Tellingly, what was left in SB 1026? A marketing plan.
The logic seemed to be: we don't need to fix anything or invest in anything, we just need some Mad Men to sell Connecticut biotech to the world.
Note to economic developers: When you're in a hole, and those who got you there say the world just misperceives how great things are in the hole, and that all we need is a good marketing strategy, you know you're in deep trouble.
Complicating any new Connecticut biotech marketing plan will be fallout from HB 7267, the public option bill.
While the bill's various iterations drew strong support from Democratic leadership, it was not taken up by the state Senate after earlier passing the House.
Apart from the uncertain wisdom at the core of the original bill—that the historic insurance capital of the world, Connecticut, should work to make private insurance obsolete—HB 7267 took direct aim at the bioscience industry.

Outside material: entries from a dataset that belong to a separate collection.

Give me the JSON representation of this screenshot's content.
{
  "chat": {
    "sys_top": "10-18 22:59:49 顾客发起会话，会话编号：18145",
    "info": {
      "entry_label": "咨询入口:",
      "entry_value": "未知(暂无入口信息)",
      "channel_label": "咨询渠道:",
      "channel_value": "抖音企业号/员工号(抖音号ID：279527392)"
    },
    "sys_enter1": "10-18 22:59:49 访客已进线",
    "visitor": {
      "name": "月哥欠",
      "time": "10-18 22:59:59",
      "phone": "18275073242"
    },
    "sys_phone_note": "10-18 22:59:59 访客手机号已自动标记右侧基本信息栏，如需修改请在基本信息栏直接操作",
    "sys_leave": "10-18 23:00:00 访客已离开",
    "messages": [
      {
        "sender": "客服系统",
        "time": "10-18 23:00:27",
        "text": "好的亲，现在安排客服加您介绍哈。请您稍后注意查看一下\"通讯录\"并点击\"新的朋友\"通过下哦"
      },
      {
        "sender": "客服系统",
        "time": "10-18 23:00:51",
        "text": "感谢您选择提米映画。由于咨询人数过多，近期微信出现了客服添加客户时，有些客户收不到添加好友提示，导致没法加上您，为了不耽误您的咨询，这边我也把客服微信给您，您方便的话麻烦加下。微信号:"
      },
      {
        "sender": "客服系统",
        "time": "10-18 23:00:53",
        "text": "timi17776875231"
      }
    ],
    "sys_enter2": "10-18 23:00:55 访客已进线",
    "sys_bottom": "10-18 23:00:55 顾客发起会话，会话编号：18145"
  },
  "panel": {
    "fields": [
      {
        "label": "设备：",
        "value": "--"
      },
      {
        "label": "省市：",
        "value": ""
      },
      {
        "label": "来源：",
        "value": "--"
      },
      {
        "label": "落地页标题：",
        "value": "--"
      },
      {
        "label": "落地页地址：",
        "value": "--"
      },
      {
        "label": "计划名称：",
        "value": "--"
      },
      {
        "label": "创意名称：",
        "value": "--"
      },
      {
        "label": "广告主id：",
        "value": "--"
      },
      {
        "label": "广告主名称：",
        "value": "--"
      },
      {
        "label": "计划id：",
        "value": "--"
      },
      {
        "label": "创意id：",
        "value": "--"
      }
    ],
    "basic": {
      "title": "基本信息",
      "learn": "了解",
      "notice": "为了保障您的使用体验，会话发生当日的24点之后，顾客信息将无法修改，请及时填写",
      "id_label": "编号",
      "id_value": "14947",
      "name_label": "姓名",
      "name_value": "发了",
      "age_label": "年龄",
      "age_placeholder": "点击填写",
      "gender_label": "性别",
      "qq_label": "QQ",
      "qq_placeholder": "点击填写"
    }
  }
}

The message implicit in the rollout of HB 7267 was all too apparent to the biopharma companies we claim to want to recruit: the love we have for you when you're young and struggling and unprofitable evaporates when you're successful with products to sell.
This, and the pledge on the part of the bill's advocates to redouble their efforts next legislative session, won't be missed as companies do their due diligence on Connecticut.
The bill had provisions for new governmental oversight bodies with powers to collect reams of data, metrics, and other information, all to be used to haul companies into hearings for public shaming.
And HB 7267 attempted to breathe life into the intellectually bankrupt concept of Canadian drug importation.
The arithmetic does not work—a country of 37 million can't supply a country of 327 million—but even if it could, drug importation is a nonstarter because our own Federal Drug Administration does not have the manpower or legal authority to ensure the safety of every drug passing through Canada.
The cold hard facts streaming from any company's due diligence—that what's really ailing Connecticut is the skewed priorities memorialized in the budget—unfortunately cannot be overcome by a marketing plan, no matter how good.